Renato Paiva, ex-treinador das camadas jovens do Benfica e agora a comandar os equatorianos do Independiente del Valle, recentemente apurados para a fase de grupos da Taça Libertadores, analisou, esta quinta-feira, alguns dos maiores talentos benfiquistas que saíram da academia do Seixal.

Leia em baixo a opinião do treinador sobre alguns temas e craques. 

Bernardo Silva

(Renato Paiva disse, a determinada altura, que Bernardo Silva foi impaciente no Benfica, com o agora jogador do Manchester City a dizer que Paiva fazia parte de uma máquina que tenta afastar quem afronta as pessoas do topo do slb)

«Resolvi isso logo no dia, o Bernardo Silva teve o cuidado de me mandar uma mensagem antes de me responder publicamente e falámos os dois, se isso não acontecesse seria eu a telefonar-lhe, essas coisas são resolvidas no momento. Ele não interpretou muito bem aquilo que eu disse ou então eu não me expressei bem.
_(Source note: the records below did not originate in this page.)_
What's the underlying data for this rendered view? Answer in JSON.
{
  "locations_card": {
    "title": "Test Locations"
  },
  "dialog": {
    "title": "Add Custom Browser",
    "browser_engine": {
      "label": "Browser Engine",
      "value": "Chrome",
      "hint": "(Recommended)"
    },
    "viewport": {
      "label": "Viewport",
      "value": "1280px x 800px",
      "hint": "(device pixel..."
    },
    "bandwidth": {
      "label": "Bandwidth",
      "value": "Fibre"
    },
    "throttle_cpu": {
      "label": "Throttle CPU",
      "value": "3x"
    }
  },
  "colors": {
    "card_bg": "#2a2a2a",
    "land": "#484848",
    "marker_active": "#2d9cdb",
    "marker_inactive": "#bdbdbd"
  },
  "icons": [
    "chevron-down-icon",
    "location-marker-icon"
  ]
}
A questão era o generalizar, pois até falei em questões em que eu participei enquanto treinador e não treinava o Bernardo nessa altura. O Bernardo Silva, benfiquista tal como eu, não é mais nem menos benfiquista, tem as suas opções, as suas formas de estar e de se expressar, os lados que escolhe. Eu tenho uma relação de gratidão com o Benfica e o presidente Luís Filipe Vieira, entrei no clube na vigência dele, graças ao meu trabalho e competência estive lá 17 anos, sempre renovou comigo e nunca me deixou sair. Tenho uma relação muito próxima com o presidente sem deixar de ser crítico. Não há aqui nenhuma campanha… A única campanha foram as quatro horas em que estive numa fila para votar em Manuel Vilarinho e tirar João Vale e Azevedo do clube. Sempre fui às assembleias gerais, sem nunca me esconder. Sou profissional mas todos sabem que sou do Benfica, não é por ser treinador profissional que vou dizer que sou do Belenenses, do Oriental ou da Académica.»

Tiago Dantas

«Foi sempre titular comigo nos anos que trabalhei com ele, mas se um jogador manifesta vontade de sair da equipa B, para a Liga ou o estrangeiro, enquanto ali estiver é mais um jogador. Mas não ia pôr o Tiago Dantas a jogar quando tinha outros que iam ficar e precisavam de jogar, como o Paulo Bernardo, o Vukotic ou o Gonçalo Ramos, que nessa altura até jogava a 8. Era preparar a equipa para dar minutos a jogadores que iam ficar. O Tiago Dantas sabe disso. Escolheu bem, o Bayern promove o seu tipo de jogo, que tenha muita sorte.»

Renato Sanches

«O Renato saiu no momento que tinha de sair, era uma oportunidade de negócio inevitável e os jogadores também querem sair porque vão ganhar balúrdios. Mas o Bayern era grande em demasia para aquilo que o Renato era nessa altura. O Renato era um jogador em formação, que o Rui Vitória puxou e muito bem, mas ainda tinha algumas fortes deficiências táticas. O Renato é muito selvagem, quer estar em todo o lado e perde alguma noção daquilo que é a tática, embora seja um jogador de tremenda qualidade.»